The Society for the Colonization of Free People of Color of America, commonly known as the American Colonization Society (ACS), was a group established in 1816 by Robert Finley of New Jersey which supported the migration of free African Americans to the continent of Africa. It helped to found the colony of Liberia in 1821–22 on the coast of West Africa as a place for free-born American blacks.

The ACS was founded by groups otherwise opposed to each other on the issue of slavery, being a coalition made up mostly of evangelicals and Quakers who supported abolition of slavery and believed blacks would face better chances for freedom in Africa than in the United States, and some slaveholders (in the Maryland branch and elsewhere) who saw repatriation as a way to remove free blacks and avoid slave rebellions. The two opposed groups found common ground in support of so-called "repatriation".

Among the society's supporters were Charles Fenton Mercer, Henry Clay, John Randolph, Richard Bland Lee and Bushrod Washington.

From 1821, thousands of free blacks, who faced legislated restrictions in the U.S., moved to Liberia. Over twenty years, the colony continued to grow and establish economic stability. In 1847, the legislature of Liberia declared the nation an independent state. The society closely controlled the development of Liberia until its declaration of independence.
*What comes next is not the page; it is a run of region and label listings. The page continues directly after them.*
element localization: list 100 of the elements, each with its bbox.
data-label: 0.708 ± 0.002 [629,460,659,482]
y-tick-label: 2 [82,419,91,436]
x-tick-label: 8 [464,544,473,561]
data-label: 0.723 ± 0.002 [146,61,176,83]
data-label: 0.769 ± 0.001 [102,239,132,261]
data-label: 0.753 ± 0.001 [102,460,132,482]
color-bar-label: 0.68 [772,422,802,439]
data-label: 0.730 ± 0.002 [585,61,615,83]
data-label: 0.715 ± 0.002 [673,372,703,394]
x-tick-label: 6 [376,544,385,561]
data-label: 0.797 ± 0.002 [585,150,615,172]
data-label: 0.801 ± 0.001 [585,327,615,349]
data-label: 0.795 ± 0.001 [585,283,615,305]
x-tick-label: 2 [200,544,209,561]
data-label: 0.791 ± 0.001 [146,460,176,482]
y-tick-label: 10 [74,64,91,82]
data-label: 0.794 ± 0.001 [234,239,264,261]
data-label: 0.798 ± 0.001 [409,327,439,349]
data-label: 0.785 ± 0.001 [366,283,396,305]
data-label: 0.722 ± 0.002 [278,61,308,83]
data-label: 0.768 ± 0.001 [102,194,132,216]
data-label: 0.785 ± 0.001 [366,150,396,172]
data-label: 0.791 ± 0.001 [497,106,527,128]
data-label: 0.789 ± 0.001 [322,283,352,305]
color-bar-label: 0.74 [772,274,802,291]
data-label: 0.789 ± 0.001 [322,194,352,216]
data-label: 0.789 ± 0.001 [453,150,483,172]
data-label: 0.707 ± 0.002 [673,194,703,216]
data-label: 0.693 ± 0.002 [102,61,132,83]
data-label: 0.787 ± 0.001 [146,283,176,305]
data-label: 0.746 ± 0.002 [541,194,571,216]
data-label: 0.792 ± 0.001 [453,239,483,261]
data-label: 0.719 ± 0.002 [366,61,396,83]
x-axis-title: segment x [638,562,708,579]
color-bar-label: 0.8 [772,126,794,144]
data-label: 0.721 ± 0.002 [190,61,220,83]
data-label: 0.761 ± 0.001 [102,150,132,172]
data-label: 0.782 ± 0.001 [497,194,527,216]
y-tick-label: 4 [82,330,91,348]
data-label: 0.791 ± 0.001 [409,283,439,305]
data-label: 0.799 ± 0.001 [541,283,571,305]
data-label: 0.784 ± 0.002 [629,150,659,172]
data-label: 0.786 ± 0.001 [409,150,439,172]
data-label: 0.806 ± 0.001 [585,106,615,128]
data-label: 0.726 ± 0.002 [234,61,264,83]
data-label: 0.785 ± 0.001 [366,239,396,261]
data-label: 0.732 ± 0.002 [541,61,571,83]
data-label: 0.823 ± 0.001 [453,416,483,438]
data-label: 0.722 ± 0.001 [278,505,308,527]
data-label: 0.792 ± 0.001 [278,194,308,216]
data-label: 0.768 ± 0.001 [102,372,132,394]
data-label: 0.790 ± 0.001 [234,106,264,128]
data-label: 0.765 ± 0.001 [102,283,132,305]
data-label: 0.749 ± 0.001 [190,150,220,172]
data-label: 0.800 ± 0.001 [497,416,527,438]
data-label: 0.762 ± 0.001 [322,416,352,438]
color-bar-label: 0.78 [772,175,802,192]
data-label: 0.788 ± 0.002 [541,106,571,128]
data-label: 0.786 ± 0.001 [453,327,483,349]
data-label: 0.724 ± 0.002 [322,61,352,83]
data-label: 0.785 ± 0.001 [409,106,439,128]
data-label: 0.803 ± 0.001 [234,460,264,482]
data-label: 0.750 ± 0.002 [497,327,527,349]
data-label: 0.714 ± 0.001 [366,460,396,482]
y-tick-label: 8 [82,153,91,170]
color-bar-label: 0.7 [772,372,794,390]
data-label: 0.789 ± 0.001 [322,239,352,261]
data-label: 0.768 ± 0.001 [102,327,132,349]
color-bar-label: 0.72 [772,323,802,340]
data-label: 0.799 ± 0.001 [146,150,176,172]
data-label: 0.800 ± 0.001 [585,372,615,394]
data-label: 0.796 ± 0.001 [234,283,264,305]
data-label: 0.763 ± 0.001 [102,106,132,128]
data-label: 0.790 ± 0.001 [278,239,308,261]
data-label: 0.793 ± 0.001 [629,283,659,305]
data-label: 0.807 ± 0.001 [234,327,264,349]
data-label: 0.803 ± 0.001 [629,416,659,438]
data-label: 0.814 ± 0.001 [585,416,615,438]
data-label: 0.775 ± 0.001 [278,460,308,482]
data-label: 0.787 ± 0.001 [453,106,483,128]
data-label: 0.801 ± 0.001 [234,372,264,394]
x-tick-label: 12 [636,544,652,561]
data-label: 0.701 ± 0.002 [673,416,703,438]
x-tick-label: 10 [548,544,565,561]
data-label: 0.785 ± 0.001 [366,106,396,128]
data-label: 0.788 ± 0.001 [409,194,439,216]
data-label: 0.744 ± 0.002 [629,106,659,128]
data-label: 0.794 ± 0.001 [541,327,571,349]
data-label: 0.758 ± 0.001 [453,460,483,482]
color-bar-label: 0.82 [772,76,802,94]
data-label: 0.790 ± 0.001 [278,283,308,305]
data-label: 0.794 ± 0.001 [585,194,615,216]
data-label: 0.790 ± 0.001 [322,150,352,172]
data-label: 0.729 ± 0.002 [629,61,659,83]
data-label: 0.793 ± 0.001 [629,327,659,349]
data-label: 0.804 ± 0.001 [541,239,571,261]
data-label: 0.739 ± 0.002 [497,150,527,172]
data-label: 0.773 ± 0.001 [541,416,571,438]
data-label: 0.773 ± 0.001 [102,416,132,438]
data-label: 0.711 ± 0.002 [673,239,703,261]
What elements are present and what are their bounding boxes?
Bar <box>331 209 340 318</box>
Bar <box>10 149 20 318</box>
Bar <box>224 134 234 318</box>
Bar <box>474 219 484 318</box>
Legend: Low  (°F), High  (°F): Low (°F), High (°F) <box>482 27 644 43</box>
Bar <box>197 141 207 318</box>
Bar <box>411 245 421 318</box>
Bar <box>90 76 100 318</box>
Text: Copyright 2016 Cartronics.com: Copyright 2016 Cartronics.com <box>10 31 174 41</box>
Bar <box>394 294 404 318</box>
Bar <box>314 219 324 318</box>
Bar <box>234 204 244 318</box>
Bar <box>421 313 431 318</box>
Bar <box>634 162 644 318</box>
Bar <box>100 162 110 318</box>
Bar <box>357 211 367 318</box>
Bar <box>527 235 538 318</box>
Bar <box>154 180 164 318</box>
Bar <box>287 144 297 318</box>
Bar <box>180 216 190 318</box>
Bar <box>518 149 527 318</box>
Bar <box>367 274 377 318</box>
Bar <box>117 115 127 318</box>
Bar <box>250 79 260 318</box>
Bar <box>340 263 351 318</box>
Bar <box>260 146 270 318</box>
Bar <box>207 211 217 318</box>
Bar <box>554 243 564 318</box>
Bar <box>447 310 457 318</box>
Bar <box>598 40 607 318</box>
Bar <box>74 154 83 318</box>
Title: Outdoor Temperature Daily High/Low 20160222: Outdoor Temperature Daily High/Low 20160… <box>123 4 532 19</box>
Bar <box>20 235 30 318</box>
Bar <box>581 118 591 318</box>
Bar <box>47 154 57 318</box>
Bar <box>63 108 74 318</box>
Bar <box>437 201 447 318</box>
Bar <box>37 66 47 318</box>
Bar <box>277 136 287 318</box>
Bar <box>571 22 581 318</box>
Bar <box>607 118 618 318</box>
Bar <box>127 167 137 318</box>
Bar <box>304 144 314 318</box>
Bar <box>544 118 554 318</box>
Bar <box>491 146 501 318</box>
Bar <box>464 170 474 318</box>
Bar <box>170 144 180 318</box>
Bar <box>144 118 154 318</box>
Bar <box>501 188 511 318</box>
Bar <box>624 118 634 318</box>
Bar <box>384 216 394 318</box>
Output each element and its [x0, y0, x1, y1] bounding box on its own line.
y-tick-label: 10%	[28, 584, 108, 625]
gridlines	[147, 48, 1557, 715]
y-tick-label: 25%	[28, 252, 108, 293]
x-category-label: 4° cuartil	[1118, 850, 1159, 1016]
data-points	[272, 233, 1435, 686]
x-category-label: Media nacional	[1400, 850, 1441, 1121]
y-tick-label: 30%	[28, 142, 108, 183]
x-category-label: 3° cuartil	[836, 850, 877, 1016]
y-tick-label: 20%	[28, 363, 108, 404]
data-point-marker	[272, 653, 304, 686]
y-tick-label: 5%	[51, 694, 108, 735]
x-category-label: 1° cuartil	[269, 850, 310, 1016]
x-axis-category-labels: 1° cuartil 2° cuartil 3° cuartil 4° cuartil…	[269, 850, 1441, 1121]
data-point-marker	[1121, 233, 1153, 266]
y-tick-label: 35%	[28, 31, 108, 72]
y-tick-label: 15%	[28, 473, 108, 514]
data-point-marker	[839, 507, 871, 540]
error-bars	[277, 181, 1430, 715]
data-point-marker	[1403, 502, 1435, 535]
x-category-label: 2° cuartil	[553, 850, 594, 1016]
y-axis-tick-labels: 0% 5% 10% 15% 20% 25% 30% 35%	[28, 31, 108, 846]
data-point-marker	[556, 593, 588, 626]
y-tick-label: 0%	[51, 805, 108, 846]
By 1867, the ACS had assisted in the movement of more than 13,000 Americans to Liberia. From 1825 to 1919, it published the African Repository and Colonial Journal. After 1919, the society had essentially ended, but it did not formally dissolve until 1964, when it transferred its papers to the Library of Congress.

Following the American Revolutionary War, the institution of slavery and those bound within it grew, as slaves were naturally increasing; their total number reached four million slaves by the mid-19th century. At the same time, due in part to manumission efforts sparked by the war and the abolition of slavery in Northern states, there was an expansion of the number of free blacks, who faced legislated limits. In the first two decades after the Revolutionary War, the percentage of free blacks rose in Virginia, for instance, from 1% to nearly 10% of the black population. Beginning in 1786, just after the American Revolution, a British organization, the Committee for the Relief of the Black Poor, launched its efforts to establish the Sierra Leone Province of Freedom for escaped colonial slaves.